14 Replies Latest reply: Jun 24, 2009 10:16 AM by 807588 RSS

    String's hashCode()

    800344
      Dear all,
      I have an unique id made of a string. I used hashCode() to covert it to int. However, I don't like an id have the negative value.
      How can I convert the hashCode() I got to an unique positive number?
      Regards.
      Pengyou
        • 1. Re: String's hashCode()
          807588
          pengyou wrote:
          Dear all,
          I have an unique id made of a string. I used hashCode() to covert it to int. However, I don't like an id have the negative value.
          How can I convert the hashCode() I got to an unique positive number?
          Regards.
          Pengyou
          You can't. Hash codes are not guaranteed unique.
          • 2. Re: String's hashCode()
            800344
            sabre150 wrote:
            pengyou wrote:
            Dear all,
            I have an unique id made of a string. I used hashCode() to covert it to int. However, I don't like an id have the negative value.
            How can I convert the hashCode() I got to an unique positive number?
            Regards.
            Pengyou
            You can't. Hash codes are not guaranteed unique.
            I would verify the following statement: two equal strings have the same hashcode and two different strings always have the different hashcodes.
            If it is true, then the hashcode in my context is unique.
            • 3. Re: String's hashCode()
              807588
              pengyou wrote:
              sabre150 wrote:
              pengyou wrote:
              Dear all,
              I have an unique id made of a string. I used hashCode() to covert it to int. However, I don't like an id have the negative value.
              How can I convert the hashCode() I got to an unique positive number?
              Regards.
              Pengyou
              You can't. Hash codes are not guaranteed unique.
              I would verify the following statement: two equal strings have the same hashcode and two different strings always have the different hashcodes.
              False.

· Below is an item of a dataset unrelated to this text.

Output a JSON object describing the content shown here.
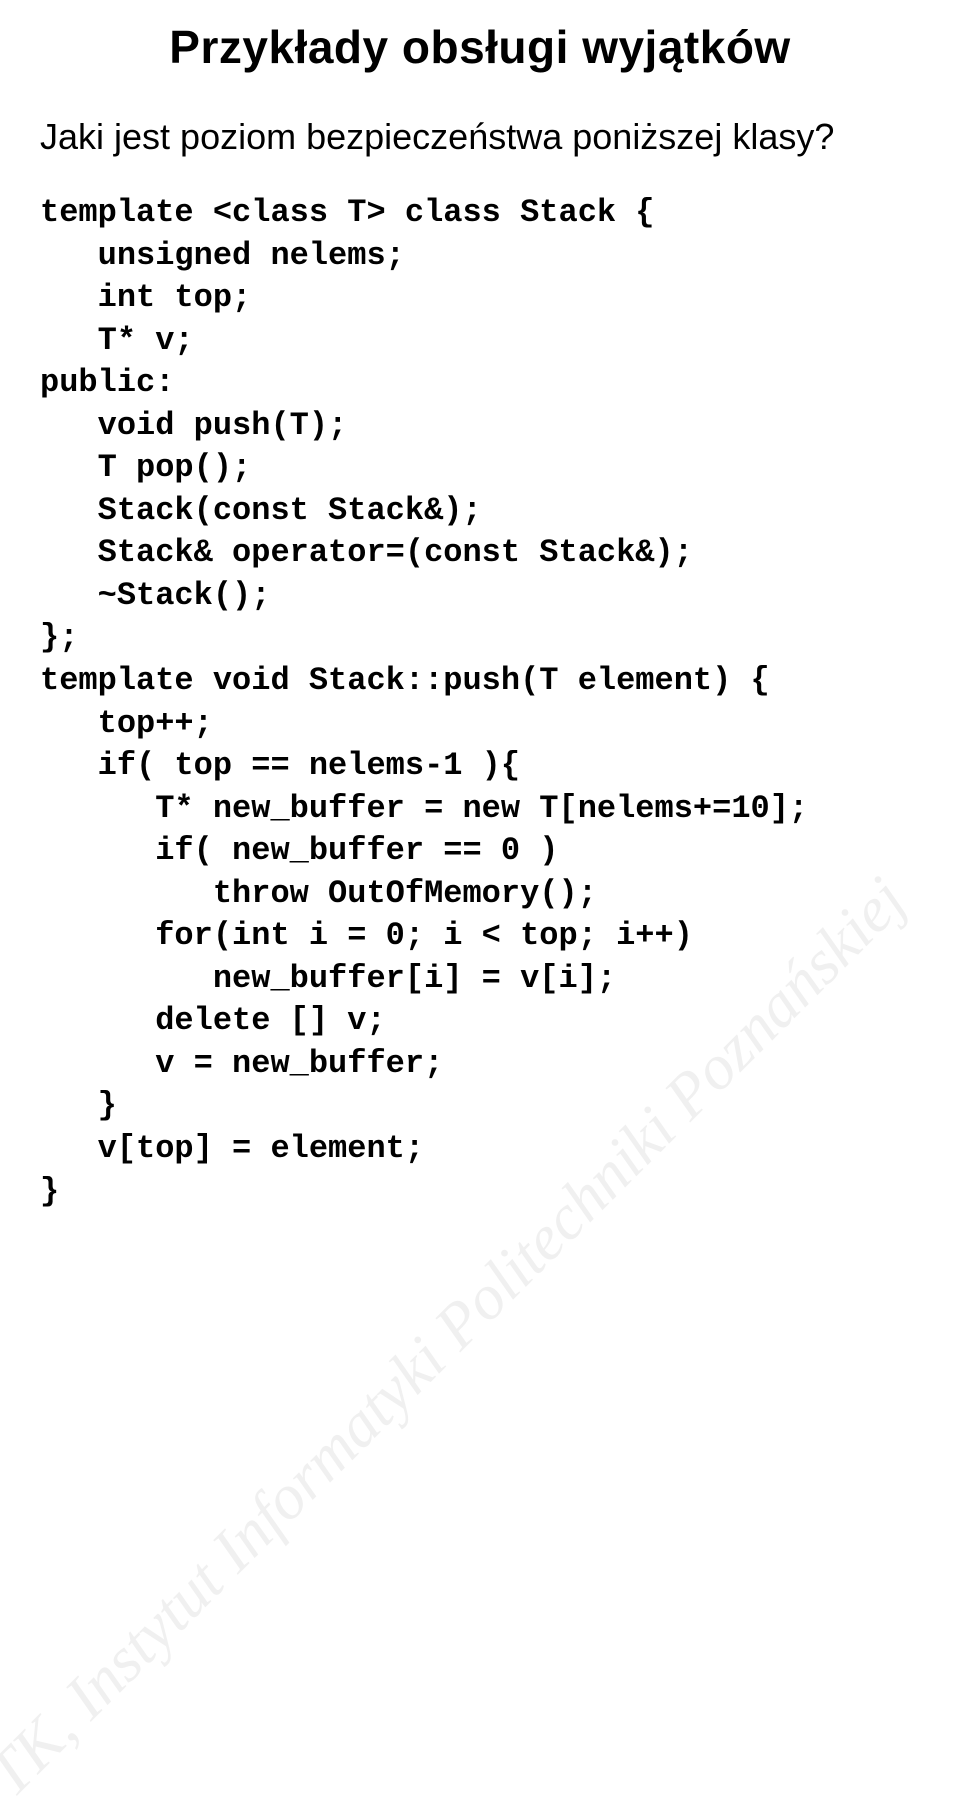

Run
              public class TwoStringWithTheSameHashCode
              {
                  public static void main(String[] args)
                  {
                      int hash1 = "ABCDEa123abc".hashCode();
                      int hash2 = "ABCDFB123abc".hashCode();
                      System.out.println(hash1 + " " + hash2);
                  }  
              }
              If it is true, then the hashcode in my context is unique.
              Since there are an infinite number of possible strings and only 2^32 possible hash codes how many strings per hash code do you think there are?
              • 4. Re: String's hashCode()
                800323
                pengyou wrote:
                sabre150 wrote:
                pengyou wrote:
                Dear all,
                I have an unique id made of a string. I used hashCode() to covert it to int. However, I don't like an id have the negative value.
                How can I convert the hashCode() I got to an unique positive number?
                Regards.
                Pengyou
                You can't. Hash codes are not guaranteed unique.
                I would verify the following statement: two equal strings have the same hashcode and two different strings always have the different hashcodes.
                If it is true, then the hashcode in my context is unique.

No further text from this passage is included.